Range (min … max): 25.215 ms … 31.155 ms ┊ GC (min … max): 0.00% … 0.00%
Time (median): 25.598 ms ┊ GC (median): 0.00%
Time (mean ± σ): 25.938 ms ± 746.378 μs ┊ GC (mean ± σ): 0.00% ± 0.00%
▄█▄▃▂
▃▃█████▆▅▅▃▃▃▃▁▃▃▄▅▃▄▄▄▃▅▆▆▄▄▄▃▃▃▃▁▁▁▃▁▁▃▁▃▁▁▁▁▁▃▁▁▁▁▁▁▁▁▁▁▃ ▃
25.2 ms Histogram: frequency by time 28.4 ms <
Memory estimate: 0 bytes, allocs estimate: 0.

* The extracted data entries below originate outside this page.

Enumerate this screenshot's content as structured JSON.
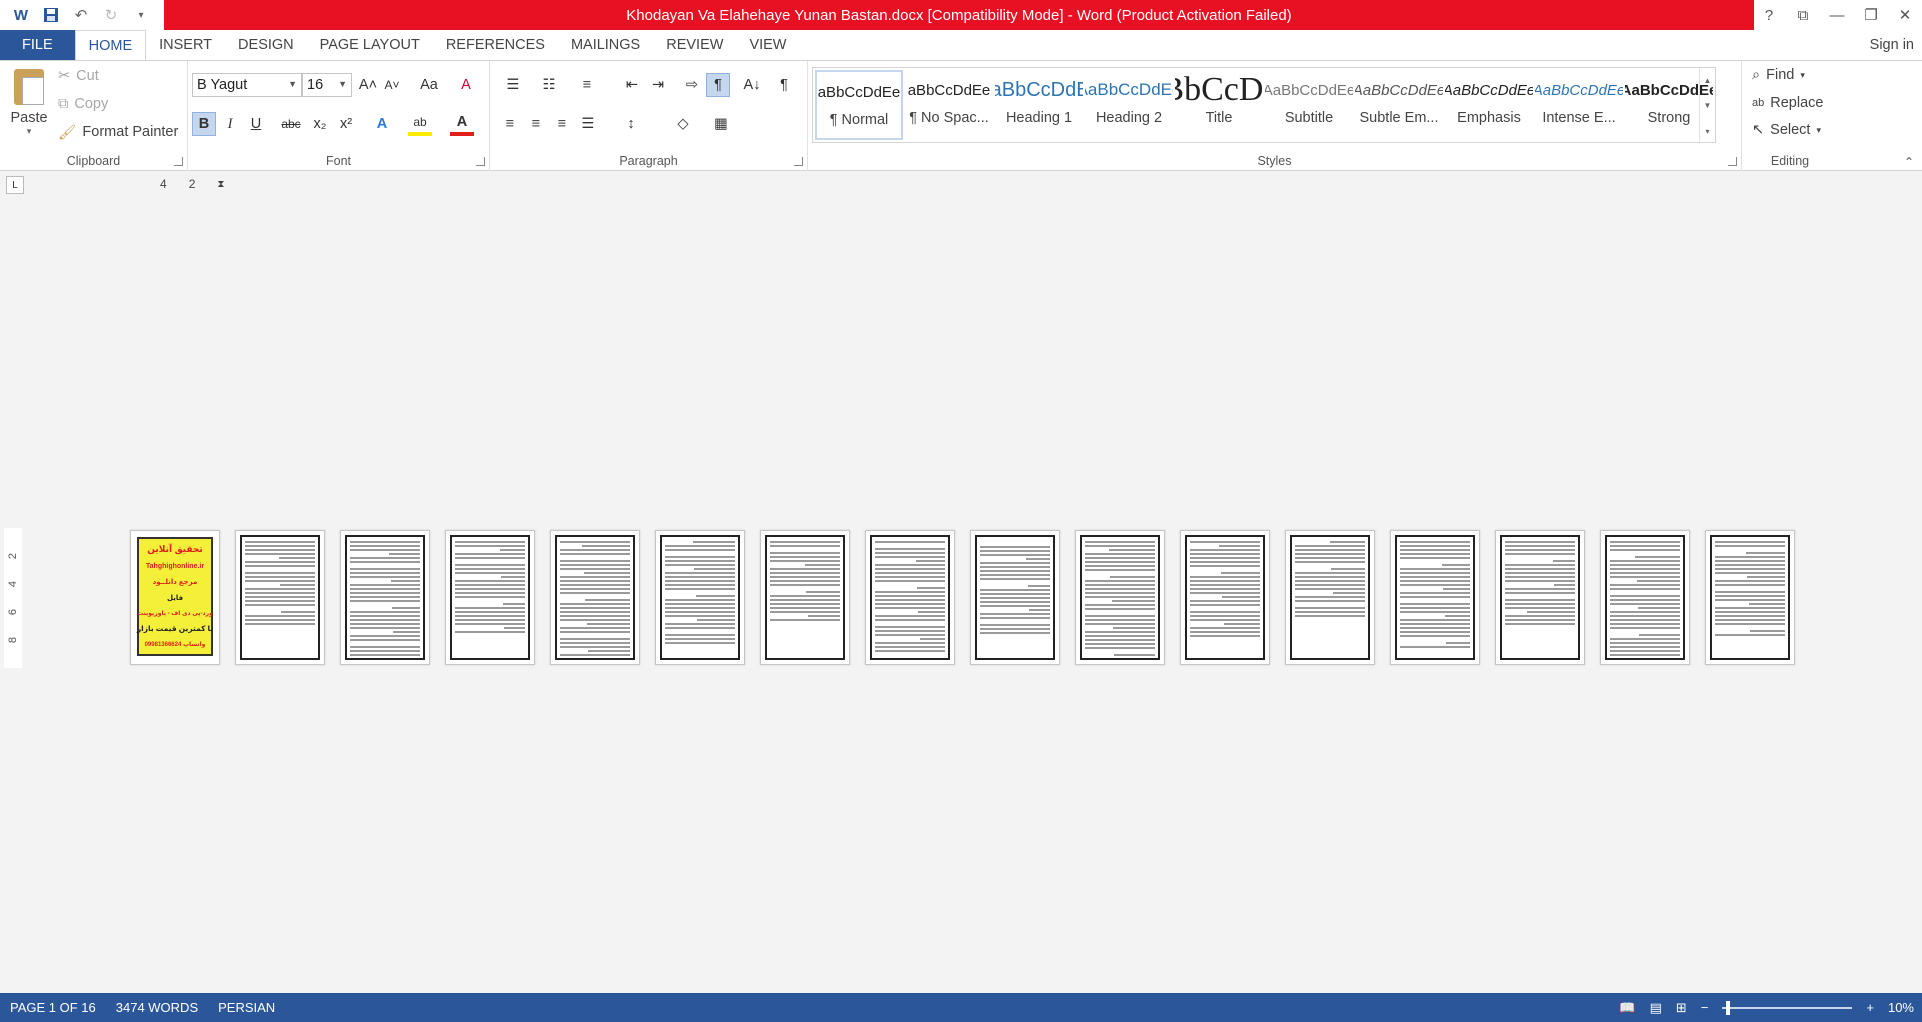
{
  "window": {
    "title": "Khodayan Va Elahehaye Yunan Bastan.docx [Compatibility Mode]  -  Word (Product Activation Failed)",
    "controls": [
      "?",
      "⧉",
      "—",
      "❐",
      "✕"
    ]
  },
  "quick_access": {
    "word_icon": "W",
    "save": "💾",
    "undo": "↶",
    "redo": "↻",
    "customize": "▾"
  },
  "tabs": [
    "FILE",
    "HOME",
    "INSERT",
    "DESIGN",
    "PAGE LAYOUT",
    "REFERENCES",
    "MAILINGS",
    "REVIEW",
    "VIEW"
  ],
  "active_tab": "HOME",
  "sign_in": "Sign in",
  "clipboard": {
    "paste": "Paste",
    "cut": "Cut",
    "copy": "Copy",
    "format_painter": "Format Painter",
    "label": "Clipboard"
  },
  "font": {
    "name": "B Yagut",
    "size": "16",
    "grow": "A˄",
    "shrink": "A˅",
    "case": "Aa",
    "clear": "A",
    "bold": "B",
    "italic": "I",
    "underline": "U",
    "strike": "abc",
    "subscript": "x₂",
    "superscript": "x²",
    "text_effects": "A",
    "highlight": "ab",
    "font_color": "A",
    "label": "Font"
  },
  "paragraph": {
    "label": "Paragraph",
    "pilcrow": "¶",
    "sort": "A↓"
  },
  "styles": {
    "label": "Styles",
    "items": [
      {
        "sample": "aBbCcDdEe",
        "name": "¶ Normal"
      },
      {
        "sample": "aBbCcDdEe",
        "name": "¶ No Spac..."
      },
      {
        "sample": "AaBbCcDdEe",
        "name": "Heading 1"
      },
      {
        "sample": "AaBbCcDdEe",
        "name": "Heading 2"
      },
      {
        "sample": "AaBbCcDdEe",
        "name": "Title"
      },
      {
        "sample": "AaBbCcDdEe",
        "name": "Subtitle"
      },
      {
        "sample": "AaBbCcDdEe",
        "name": "Subtle Em..."
      },
      {
        "sample": "AaBbCcDdEe",
        "name": "Emphasis"
      },
      {
        "sample": "AaBbCcDdEe",
        "name": "Intense E..."
      },
      {
        "sample": "AaBbCcDdEe",
        "name": "Strong"
      }
    ]
  },
  "editing": {
    "label": "Editing",
    "find": "Find",
    "replace": "Replace",
    "select": "Select"
  },
  "ruler": {
    "marks": [
      "4",
      "2"
    ],
    "vertical_marks": [
      "2",
      "4",
      "6",
      "8"
    ]
  },
  "cover_page": {
    "lines": [
      "تحقیق آنلاین",
      "Tahghighonline.ir",
      "مرجع دانلــود",
      "فایل",
      "ورد-پی دی اف - پاورپوینت",
      "با کمترین قیمت بازار",
      "09981366624 واتساپ"
    ]
  },
  "page_count": 16,
  "status": {
    "page": "PAGE 1 OF 16",
    "words": "3474 WORDS",
    "language": "PERSIAN",
    "zoom": "10%",
    "zoom_minus": "−",
    "zoom_plus": "+"
  },
  "colors": {
    "title_bar_alert": "#e81123",
    "word_blue": "#2b579a",
    "cover_yellow": "#f4f03a"
  }
}
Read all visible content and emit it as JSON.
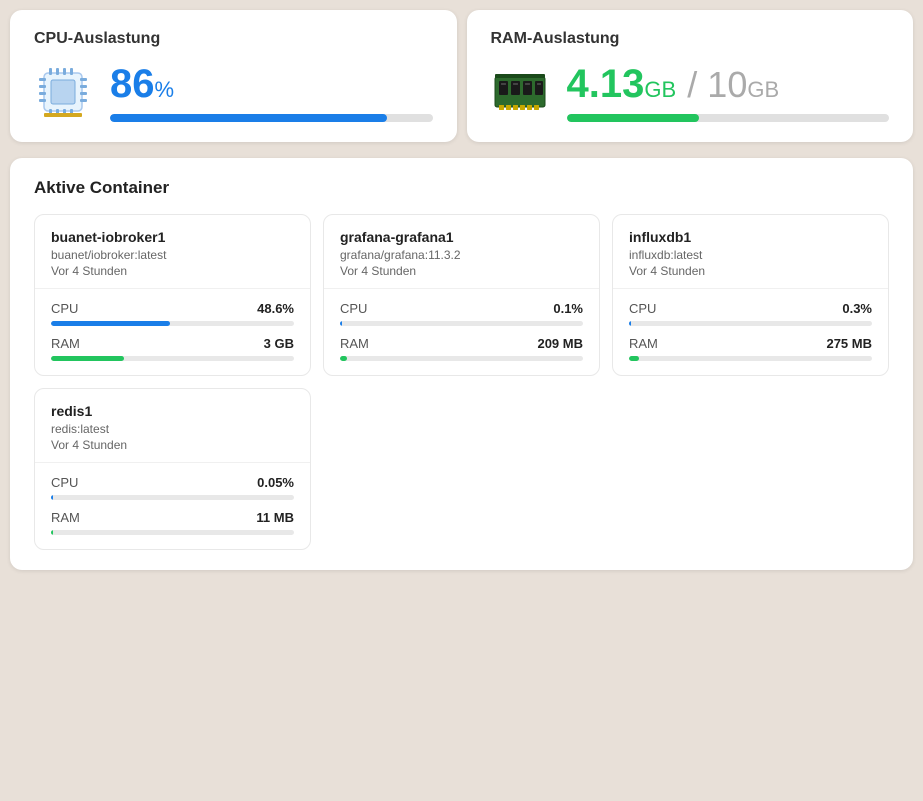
{
  "cpu_section": {
    "title": "CPU-Auslastung",
    "value": "86",
    "unit": "%",
    "bar_percent": 86
  },
  "ram_section": {
    "title": "RAM-Auslastung",
    "used": "4.13",
    "used_unit": "GB",
    "slash": "/",
    "total": "10",
    "total_unit": "GB",
    "bar_percent": 41
  },
  "containers_section": {
    "title": "Aktive Container",
    "containers": [
      {
        "name": "buanet-iobroker1",
        "image": "buanet/iobroker:latest",
        "time": "Vor 4 Stunden",
        "cpu_label": "CPU",
        "cpu_value": "48.6%",
        "cpu_bar": 49,
        "ram_label": "RAM",
        "ram_value": "3 GB",
        "ram_bar": 30
      },
      {
        "name": "grafana-grafana1",
        "image": "grafana/grafana:11.3.2",
        "time": "Vor 4 Stunden",
        "cpu_label": "CPU",
        "cpu_value": "0.1%",
        "cpu_bar": 1,
        "ram_label": "RAM",
        "ram_value": "209 MB",
        "ram_bar": 3
      },
      {
        "name": "influxdb1",
        "image": "influxdb:latest",
        "time": "Vor 4 Stunden",
        "cpu_label": "CPU",
        "cpu_value": "0.3%",
        "cpu_bar": 1,
        "ram_label": "RAM",
        "ram_value": "275 MB",
        "ram_bar": 4
      },
      {
        "name": "redis1",
        "image": "redis:latest",
        "time": "Vor 4 Stunden",
        "cpu_label": "CPU",
        "cpu_value": "0.05%",
        "cpu_bar": 0,
        "ram_label": "RAM",
        "ram_value": "11 MB",
        "ram_bar": 1
      }
    ]
  }
}
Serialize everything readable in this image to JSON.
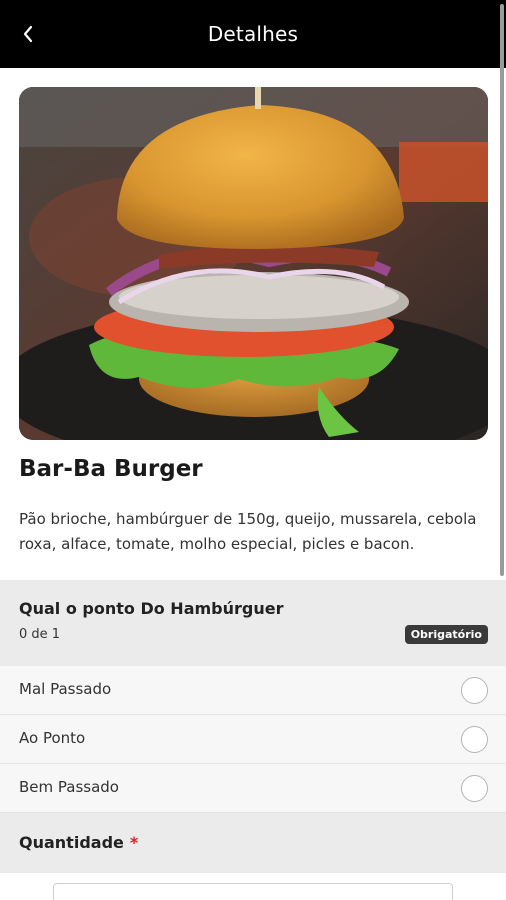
{
  "header": {
    "title": "Detalhes",
    "back_icon": "chevron-left-icon"
  },
  "product": {
    "name": "Bar-Ba Burger",
    "description": "Pão brioche, hambúrguer de 150g, queijo, mussarela, cebola roxa, alface, tomate, molho especial, picles e bacon."
  },
  "option_group": {
    "title": "Qual o ponto Do Hambúrguer",
    "count": "0 de 1",
    "badge": "Obrigatório",
    "options": [
      {
        "label": "Mal Passado",
        "selected": false
      },
      {
        "label": "Ao Ponto",
        "selected": false
      },
      {
        "label": "Bem Passado",
        "selected": false
      }
    ]
  },
  "quantity": {
    "title": "Quantidade",
    "required_marker": "*"
  },
  "colors": {
    "header_bg": "#000000",
    "section_bg": "#ebebeb",
    "badge_bg": "#3a3a3a",
    "required": "#e02020",
    "plus": "#2e9e3e"
  }
}
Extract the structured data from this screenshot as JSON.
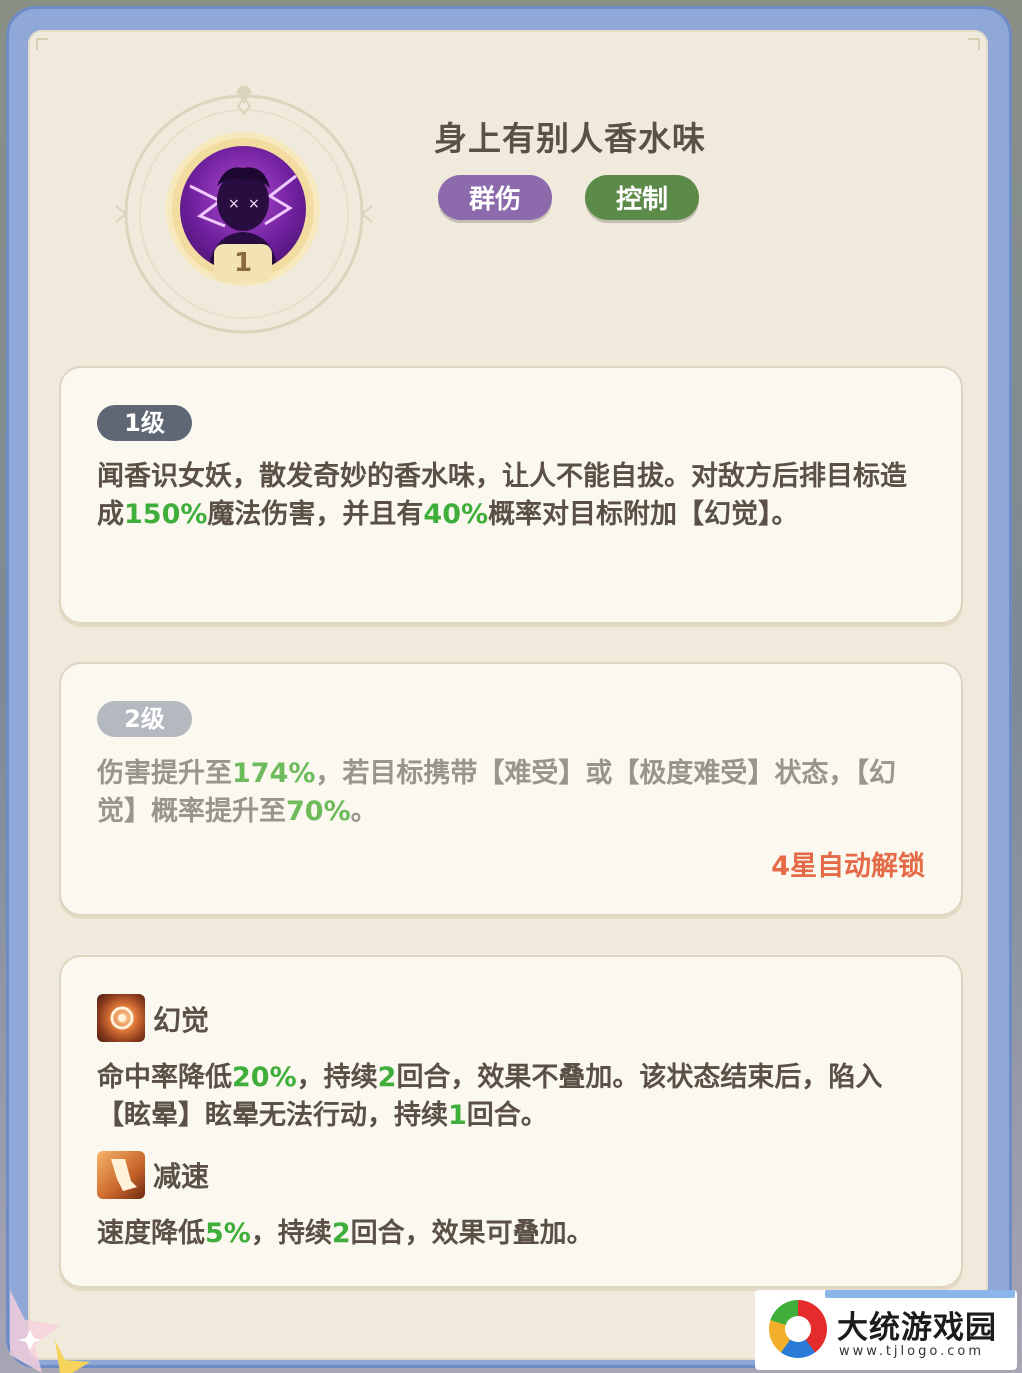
{
  "skill": {
    "title": "身上有别人香水味",
    "level": "1",
    "tags": [
      {
        "label": "群伤",
        "color": "#8c6aab"
      },
      {
        "label": "控制",
        "color": "#5c8a48"
      }
    ]
  },
  "levels": [
    {
      "badge": "1级",
      "parts": [
        "闻香识女妖，散发奇妙的香水味，让人不能自拔。对敌方后排目标造成",
        "150%",
        "魔法伤害，并且有",
        "40%",
        "概率对目标附加【幻觉】。"
      ]
    },
    {
      "badge": "2级",
      "parts": [
        "伤害提升至",
        "174%",
        "，若目标携带【难受】或【极度难受】状态，【幻觉】概率提升至",
        "70%",
        "。"
      ],
      "unlock": "4星自动解锁"
    }
  ],
  "effects": [
    {
      "name": "幻觉",
      "icon": "illusion-icon",
      "parts": [
        "命中率降低",
        "20%",
        "，持续",
        "2",
        "回合，效果不叠加。该状态结束后，陷入【眩晕】眩晕无法行动，持续",
        "1",
        "回合。"
      ]
    },
    {
      "name": "减速",
      "icon": "slow-icon",
      "parts": [
        "速度降低",
        "5%",
        "，持续",
        "2",
        "回合，效果可叠加。"
      ]
    }
  ],
  "watermark": {
    "name": "大统游戏园",
    "url": "www.tjlogo.com"
  },
  "colors": {
    "highlight": "#3fae3a",
    "unlock": "#e56b48",
    "panel": "#efeadb"
  }
}
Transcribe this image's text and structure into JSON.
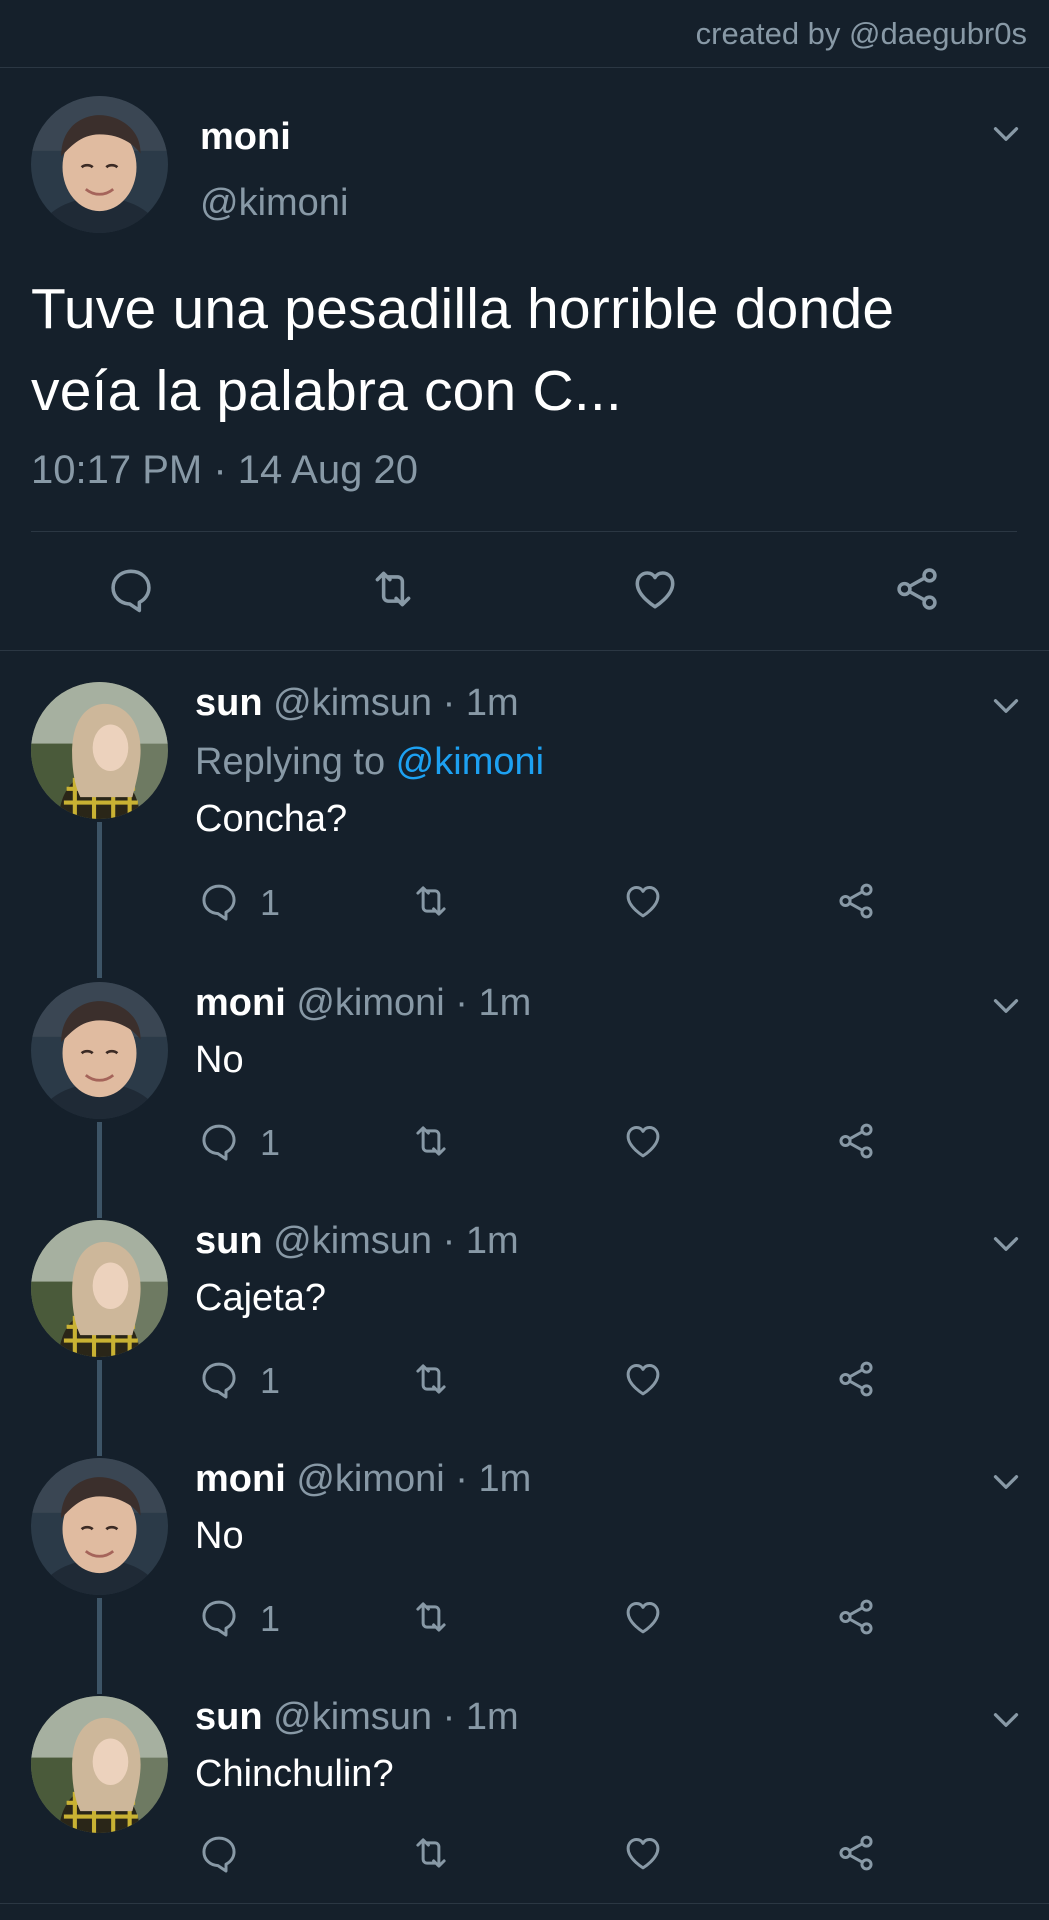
{
  "credit": "created by @daegubr0s",
  "main_tweet": {
    "name": "moni",
    "handle": "@kimoni",
    "text_line1": "Tuve una pesadilla horrible donde",
    "text_line2": "veía la palabra con C...",
    "timestamp": "10:17 PM · 14 Aug 20"
  },
  "replies": [
    {
      "name": "sun",
      "meta": "@kimsun · 1m",
      "replying_prefix": "Replying to ",
      "replying_handle": "@kimoni",
      "text": "Concha?",
      "reply_count": "1"
    },
    {
      "name": "moni",
      "meta": "@kimoni · 1m",
      "text": "No",
      "reply_count": "1"
    },
    {
      "name": "sun",
      "meta": "@kimsun · 1m",
      "text": "Cajeta?",
      "reply_count": "1"
    },
    {
      "name": "moni",
      "meta": "@kimoni · 1m",
      "text": "No",
      "reply_count": "1"
    },
    {
      "name": "sun",
      "meta": "@kimsun · 1m",
      "text": "Chinchulin?",
      "reply_count": ""
    }
  ],
  "colors": {
    "background": "#15202b",
    "secondary_text": "#8899a6",
    "link": "#1da1f2",
    "thread_line": "#3d5466"
  },
  "icons": [
    "reply-icon",
    "retweet-icon",
    "like-icon",
    "share-icon",
    "chevron-down-icon"
  ]
}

julia> @benchmark Wrap( 1000, 1000, 100 )
BenchmarkTools.Trial: 190 samples with 1 evaluation per sample.
Range (min … max): 21.764 ms … 35.432 ms ┊ GC (min … max): 0.00% … 0.95%
Time (median): 26.827 ms ┊ GC (median): 1.46%
Time (mean ± σ): 26.329 ms ± 2.484 ms ┊ GC (mean ± σ): 3.08% ± 3.80%
▁█ ▃▆▄▃
▄▆▄▃▄▃▆▄▄▁▃▅███▄▄▆▄▄▄▄▄▃▄▄█████▄▄▁▄▃▄▁█▄▄▄▆▃▄▁▃▄▃▁▁▃▁▁▁▁▁▁▃ ▃
21.8 ms Histogram: frequency by time 33.1 ms <
Memory estimate: 9.24 MiB, allocs estimate: 302.